As my colleague suggested, from field can be set by mail user agents to exclude host from email address.
I tried it and of course it works and I don't need masquerading nor genericstable.
> Hello,
> I have run into a problem described in section Sendmail REWRITING FEATURES on http://www.opendkim.org/README:
> Due to the way the milter protocol is incorporated into the MTA, opendkim sees the headers before they are modified as required by those two features (MASQUERADE_AS and FEATURE(genericstable)).
> This means the DKIM signature is generated based on the headers originally
> injected by the mail client and not on the headers which are actually sent
> out by the MTA. As a result, the verifying agent at the receiver's side
> will be unable to verify the signature as the signed data and the received
> data don't match.
> The suggested solutions to this problem are:
> (1) Send mail with the headers already written as needed, obviating the
> need for these features (or just turn them off).

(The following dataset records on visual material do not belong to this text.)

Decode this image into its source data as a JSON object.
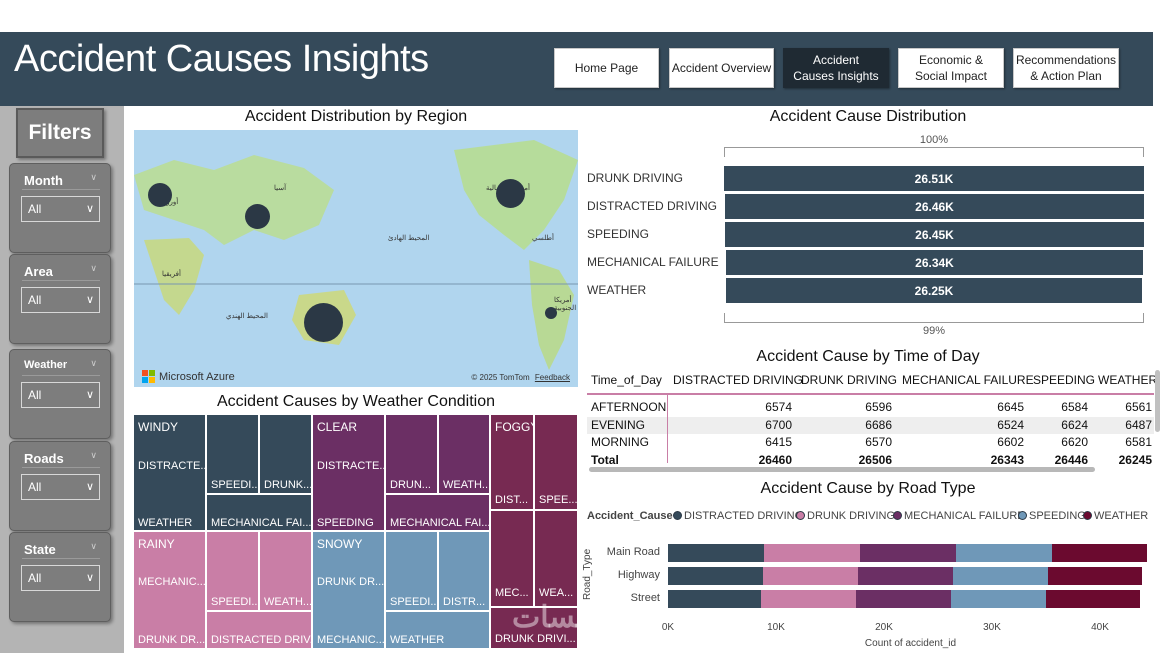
{
  "header": {
    "title": "Accident Causes Insights",
    "nav": [
      {
        "label": "Home Page",
        "active": false
      },
      {
        "label": "Accident Overview",
        "active": false
      },
      {
        "label": "Accident Causes Insights",
        "active": true
      },
      {
        "label": "Economic & Social Impact",
        "active": false
      },
      {
        "label": "Recommendations & Action Plan",
        "active": false
      }
    ]
  },
  "filters": {
    "title": "Filters",
    "slicers": [
      {
        "label": "Month",
        "value": "All"
      },
      {
        "label": "Area",
        "value": "All"
      },
      {
        "label": "Weather",
        "value": "All"
      },
      {
        "label": "Roads",
        "value": "All"
      },
      {
        "label": "State",
        "value": "All"
      }
    ]
  },
  "map": {
    "title": "Accident Distribution by Region",
    "attribution": "Microsoft Azure",
    "copyright": "© 2025 TomTom",
    "feedback": "Feedback",
    "labels": [
      "أوروبا",
      "آسيا",
      "أمريكا الشمالية",
      "المحيط الهادئ",
      "أفريقيا",
      "المحيط الهندي",
      "أمريكا الجنوبية",
      "أطلسي"
    ]
  },
  "cause_distribution": {
    "title": "Accident Cause Distribution",
    "top_pct": "100%",
    "bottom_pct": "99%",
    "bars": [
      {
        "label": "DRUNK DRIVING",
        "value": "26.51K",
        "num": 26.51
      },
      {
        "label": "DISTRACTED DRIVING",
        "value": "26.46K",
        "num": 26.46
      },
      {
        "label": "SPEEDING",
        "value": "26.45K",
        "num": 26.45
      },
      {
        "label": "MECHANICAL FAILURE",
        "value": "26.34K",
        "num": 26.34
      },
      {
        "label": "WEATHER",
        "value": "26.25K",
        "num": 26.25
      }
    ]
  },
  "time_of_day": {
    "title": "Accident Cause by Time of Day",
    "columns": [
      "Time_of_Day",
      "DISTRACTED DRIVING",
      "DRUNK DRIVING",
      "MECHANICAL FAILURE",
      "SPEEDING",
      "WEATHER"
    ],
    "rows": [
      [
        "AFTERNOON",
        "6574",
        "6596",
        "6645",
        "6584",
        "6561"
      ],
      [
        "EVENING",
        "6700",
        "6686",
        "6524",
        "6624",
        "6487"
      ],
      [
        "MORNING",
        "6415",
        "6570",
        "6602",
        "6620",
        "6581"
      ]
    ],
    "total": [
      "Total",
      "26460",
      "26506",
      "26343",
      "26446",
      "26245"
    ]
  },
  "weather_treemap": {
    "title": "Accident Causes by Weather Condition",
    "groups": [
      {
        "name": "WINDY",
        "color": "#354a5a",
        "cells": [
          "DISTRACTE...",
          "SPEEDI...",
          "DRUNK...",
          "WEATHER",
          "MECHANICAL FAI..."
        ]
      },
      {
        "name": "CLEAR",
        "color": "#6b2f64",
        "cells": [
          "DISTRACTE...",
          "DRUN...",
          "WEATH...",
          "SPEEDING",
          "MECHANICAL FAI..."
        ]
      },
      {
        "name": "FOGGY",
        "color": "#772a52",
        "cells": [
          "DIST...",
          "SPEE...",
          "MEC...",
          "WEA...",
          "DRUNK DRIVI..."
        ]
      },
      {
        "name": "RAINY",
        "color": "#c97ea6",
        "cells": [
          "MECHANIC...",
          "SPEEDI...",
          "WEATH...",
          "DRUNK DR...",
          "DISTRACTED DRIV..."
        ]
      },
      {
        "name": "SNOWY",
        "color": "#6f98b8",
        "cells": [
          "DRUNK DR...",
          "SPEEDI...",
          "DISTR...",
          "MECHANIC...",
          "WEATHER"
        ]
      }
    ]
  },
  "road_type": {
    "title": "Accident Cause by Road Type",
    "legend_title": "Accident_Cause",
    "y_axis_title": "Road_Type",
    "x_axis_title": "Count of accident_id",
    "x_ticks": [
      "0K",
      "10K",
      "20K",
      "30K",
      "40K"
    ],
    "xlim": [
      0,
      45000
    ],
    "series": [
      {
        "name": "DISTRACTED DRIVING",
        "color": "#354a5a"
      },
      {
        "name": "DRUNK DRIVING",
        "color": "#c97ea6"
      },
      {
        "name": "MECHANICAL FAILURE",
        "color": "#6b2f64"
      },
      {
        "name": "SPEEDING",
        "color": "#6f98b8"
      },
      {
        "name": "WEATHER",
        "color": "#6b0a2f"
      }
    ],
    "rows": [
      {
        "label": "Main Road",
        "values": [
          8900,
          8900,
          8900,
          8900,
          8800
        ]
      },
      {
        "label": "Highway",
        "values": [
          8800,
          8800,
          8800,
          8800,
          8700
        ]
      },
      {
        "label": "Street",
        "values": [
          8600,
          8800,
          8800,
          8800,
          8700
        ]
      }
    ]
  },
  "watermark": "خمسات"
}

> (2) Have two MTAs set up, either on separate boxes or on the same box.
> The first MTA should do all of the rewriting (i.e. use these two
> features) and the second one should use opendkim to add the signature
> and do no rewriting at all.
> (3) Have multiple DaemonPortOptions lines in your configuration file. The
> first daemon port (port 25) does the header rewriting and then routes
> the message to the second port; the latter does no rewriting but does the
> signing and then sends the message on its way.
> Since I'm not an expert in Sendmail I have configured it with help of online tutorials and used masquerade to remove host from email address (to get an address to look like user@domain instead of u...@host.domain). Due to same reason (not being an expert), I have problems understanding suggestions above.
> Main question: What is the most elegant way to achieve host removal from email address without breaking OpenDKIM?